You do not have to go into a debate like all other science people have. You do not have to be on the defensive. YOU can go on the offense too, and there is SO much she can use to make this happen.
I was a fence sitter. And while I still like to do birth as natural as possible, I no longer sit and cry in fear of a C-section (and having one kind of cleared up that fear). I have learned a lot by looking at birth from more than just the natural childbirth side.
…says every scientist who has tried to debate these loons since the early 1980s.
You know what? They still have failed.
We have plenty of catchy, quick, sound bytes on our side, and Dr Amy knows how to use them.
But it really is irrelevant- NCBers think MANA stats show HB is safe, so they will think Dr Amy is wrong anyway. Who wins in the eye of the beholder. Will NCBers go and watch it a few times, maybe check her blog out? If even some do this, it will be a success.
Margulis is never going to agree to it anyway. She further qualified her offer to debate with the rule that Dr. Amy can’t use any mean big words.
I agree. In-person debates are never about who is actually right.
I wouldn’t want to give out my number and allow the possibilty of it being put on her blog site. I know Dr. Amy wouldn’t make harrassing phone calls, but I’m not sure about other people who don’t agree with her.
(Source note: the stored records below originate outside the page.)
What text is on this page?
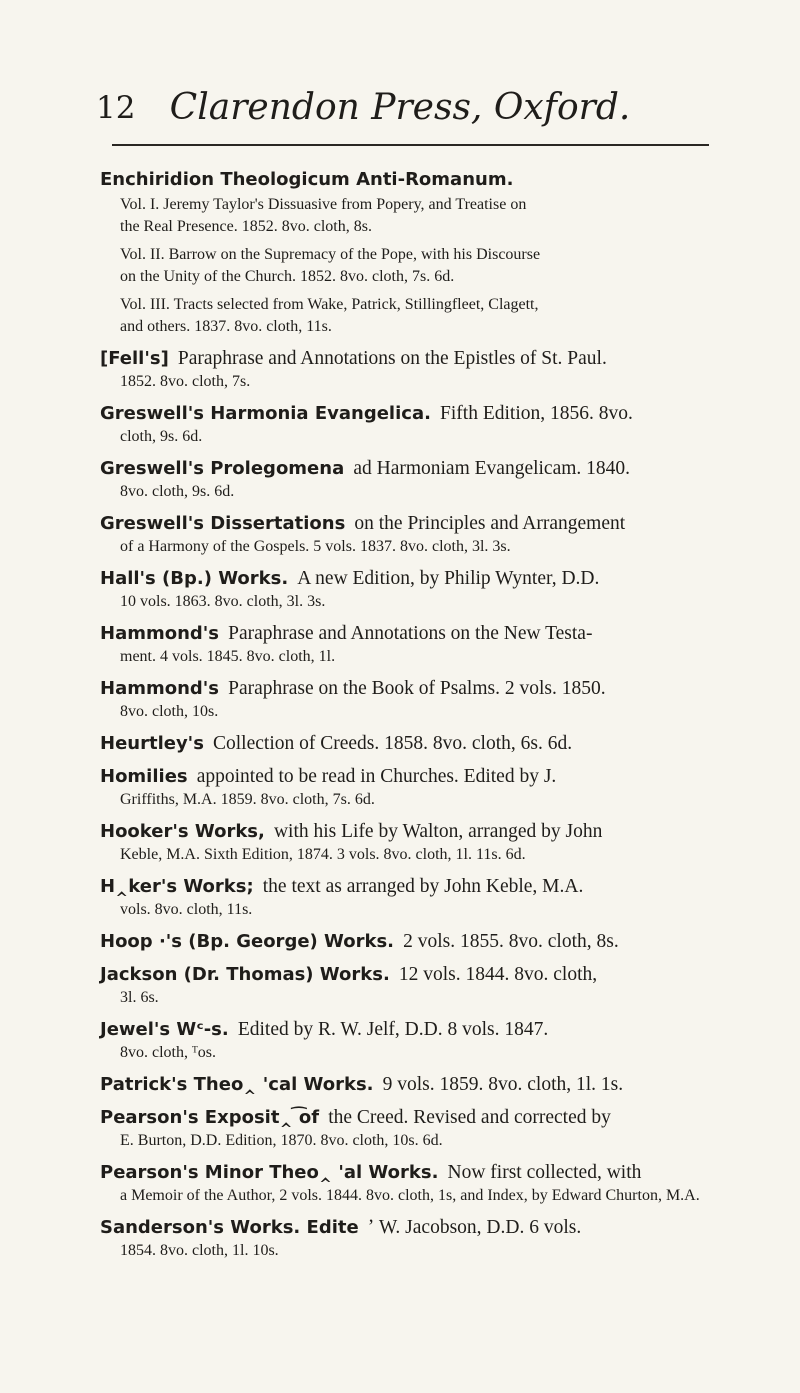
12 Clarendon Press, Oxford.
Enchiridion Theologicum Anti-Romanum.
Vol. I. Jeremy Taylor's Dissuasive from Popery, and Treatise on
the Real Presence. 1852. 8vo. cloth, 8s.
Vol. II. Barrow on the Supremacy of the Pope, with his Discourse
on the Unity of the Church. 1852. 8vo. cloth, 7s. 6d.
Vol. III. Tracts selected from Wake, Patrick, Stillingfleet, Clagett,
and others. 1837. 8vo. cloth, 11s.
[Fell's] Paraphrase and Annotations on the Epistles of St. Paul.
1852. 8vo. cloth, 7s.
Greswell's Harmonia Evangelica. Fifth Edition, 1856. 8vo.
cloth, 9s. 6d.
Greswell's Prolegomena ad Harmoniam Evangelicam. 1840.
8vo. cloth, 9s. 6d.
Greswell's Dissertations on the Principles and Arrangement
of a Harmony of the Gospels. 5 vols. 1837. 8vo. cloth, 3l. 3s.
Hall's (Bp.) Works. A new Edition, by Philip Wynter, D.D.
10 vols. 1863. 8vo. cloth, 3l. 3s.
Hammond's Paraphrase and Annotations on the New Testa-
ment. 4 vols. 1845. 8vo. cloth, 1l.
Hammond's Paraphrase on the Book of Psalms. 2 vols. 1850.
8vo. cloth, 10s.
Heurtley's Collection of Creeds. 1858. 8vo. cloth, 6s. 6d.
Homilies appointed to be read in Churches. Edited by J.
Griffiths, M.A. 1859. 8vo. cloth, 7s. 6d.
Hooker's Works, with his Life by Walton, arranged by John
Keble, M.A. Sixth Edition, 1874. 3 vols. 8vo. cloth, 1l. 11s. 6d.
H‸ker's Works; the text as arranged by John Keble, M.A.
vols. 8vo. cloth, 11s.
Hoop ·'s (Bp. George) Works. 2 vols. 1855. 8vo. cloth, 8s.
Jackson (Dr. Thomas) Works. 12 vols. 1844. 8vo. cloth,
3l. 6s.
Jewel's Wᶜ‐s. Edited by R. W. Jelf, D.D. 8 vols. 1847.
8vo. cloth, ᵀos.
Patrick's Theo‸ 'cal Works. 9 vols. 1859. 8vo. cloth, 1l. 1s.
Pearson's Exposit‸ ͡of the Creed. Revised and corrected by
E. Burton, D.D. Edition, 1870. 8vo. cloth, 10s. 6d.
Pearson's Minor Theo‸ 'al Works. Now first collected, with
a Memoir of the Author, 2 vols. 1844. 8vo. cloth, 1s, and Index, by Edward Churton, M.A.
Sanderson's Works. Edite ʼ W. Jacobson, D.D. 6 vols.
1854. 8vo. cloth, 1l. 10s.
Is it even possible to find a place for a public debate? What kind of places if it is possible?
My guess is she is going to say she doesn’t want to debate you because of your blog comments.
These types love the “live TV debate” forum, where they can effectively filibuster, interrupt, redirect and not cite any actual sources. It’s a coward’s response; a debate via text medium (for example, a chat log over an IM service) means citations and links. Even via Skype or similar is too dangerous, as it isn’t limited by commercial breaks, show runtimes and tv personalities chiming in to make sure they stay on camera. No, it’s far easier to say, “you’re just too mean!” and go back to their own echo chambers where factual information can be screened or deleted and everyone agrees with her.
And to include caveats about language and ad hominem attacks is particularly rich, given the vile, profanity-filled, easily disprovable attacks her supporters (and other NCB activists) regularly post here. I have never seen Dr. Amy use a C-word harsher than “clown,” but the language her detractors use would never fly on television.
In writing would be nice.
I agree, completely.
I hope you still sent her your phone number so if she can find away to make it happen, it happens, and if not she can’t blame you for not having it happen.